3D-Druck: Wie viel Infill braucht’s?
Hintergrund

3D-Druck: Wie viel Infill braucht’s?

Kevin Hofer
12.8.2020

Der Infill, also der prozentuale Anteil der Füllung eines 3D-Drucks, hat Einfluss auf die Stärke des 3D-Drucks. Wie sich der Infill auf die Zugkraft auswirkt, habe ich getestet.

Was habt ihr mich bei meinem letzten Test kritisiert…

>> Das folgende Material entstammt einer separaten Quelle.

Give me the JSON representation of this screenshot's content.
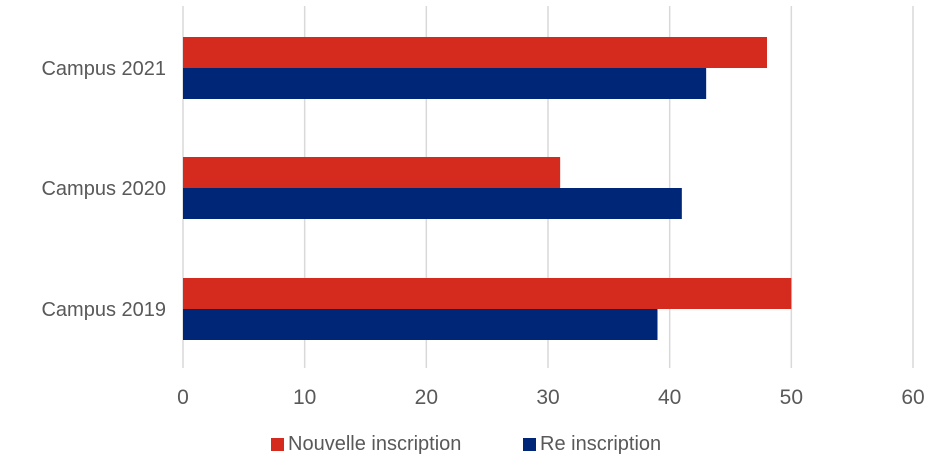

Junge, Junge! Wie kann man nur so leichtsinnig sein... Schütze DEINE AUGEN!!!
User razz0oor68
Wäre das eine Arbeit eines Lehrlings aus unserer Werkstätte, hätte es dafür in jedem Fall ungenügend gegeben und dann noch einen saftigen ZS bezüglich Arbeitssicherheit.
User Anonymous

Danke für die zahlreichen Rückmeldungen auf diesen Artikel:

  • Produkttest

    Das Günstigste gehört zu den Stärksten: PLA-Vergleichstest Teil 2

    von Kevin Hofer

Bei der Kritik zur Arbeitssicherheit habt ihr es aber nicht belassen. Derselbe Anonymous wie oben wirft mir fragwürdigen Inhalt vor:

Zu meiner Verteidigung: 3D-Drucken ist für mich ein Hobby, darüber zu schreiben konnte ich zu einem Teil meines Berufs machen. Ich bin also eher ambitionierter Amateur als nachlässiger Profi und lerne ständig dazu. Kein Grund also für einen Zusammenschiss oder «ZS», wie das Anonymous im Militärjargon bezeichnet.

So teste ich

Gut, dass User sfluck einen Beitrag zum Einfluss von Infill, Wand- und Schichtdicke auf die Zugkraft postet. Das will ich selbst ausprobieren, dabei meine Testmethode verbessern und mehr Informationen zum Verfahren geben. Zuerst zum Druckverfahren. Ich erstelle jeweils drei Drucke der Test-Haken mit 0, 10, 20, 30, 40, 50, 60, 70, 80, 90 und 100 Prozent Infill. Die Haken drucke ich liegend, 15° diagonal zur X-Achse. Ich drucke leicht diagonal, weil ich bei meinem Creality CR-10S Pro festgestellt habe, dass die Modelle so besser auf der Bauplatte haften. Die weiteren Einstellungen in Cura in Englisch:

  • Drucktemperatur: 208° Celsius (im ersten Test als optimale Drucktemperatur für das Filament eruiert)
  • Temperatur Druckplatte: 50° Celsius
  • Druckgeschwindigkeit: 50 mm/s
  • Layer Height: 0.28 Millimeter
  • Wall Thickness: 0.8 Millimeter
  • Top/Bottom Thickness and Layers: 1.12 Millimeter / 4
  • Infill Pattern: Cubic

Hier gibt es Änderungen im Vergleich zum letzten Test. Dort habe ich mit 1.5 Millimeter Wanddicke (Wall Thickness) dickere Wände gedruckt. Die Schichthöhe (Layer Height) war mit 0.15 niedriger, das heisst, dass ich beim letzten Mal mehr Schichten gedruckt habe. Dafür ist die Dicke der Ober- und Unterseite (Top/Bottom Thickness) mit 1.12 Millimeter grösser. Diese Faktoren haben ebenfalls Einfluss darauf, wie viel Zugkraft der Druck aushält. Dazu mache ich in Zukunft weitere Tests. Jetzt geht es mir darum, den Einfluss des Infills zu testen und den optimalen Anteil für die weiteren Tests zu finden.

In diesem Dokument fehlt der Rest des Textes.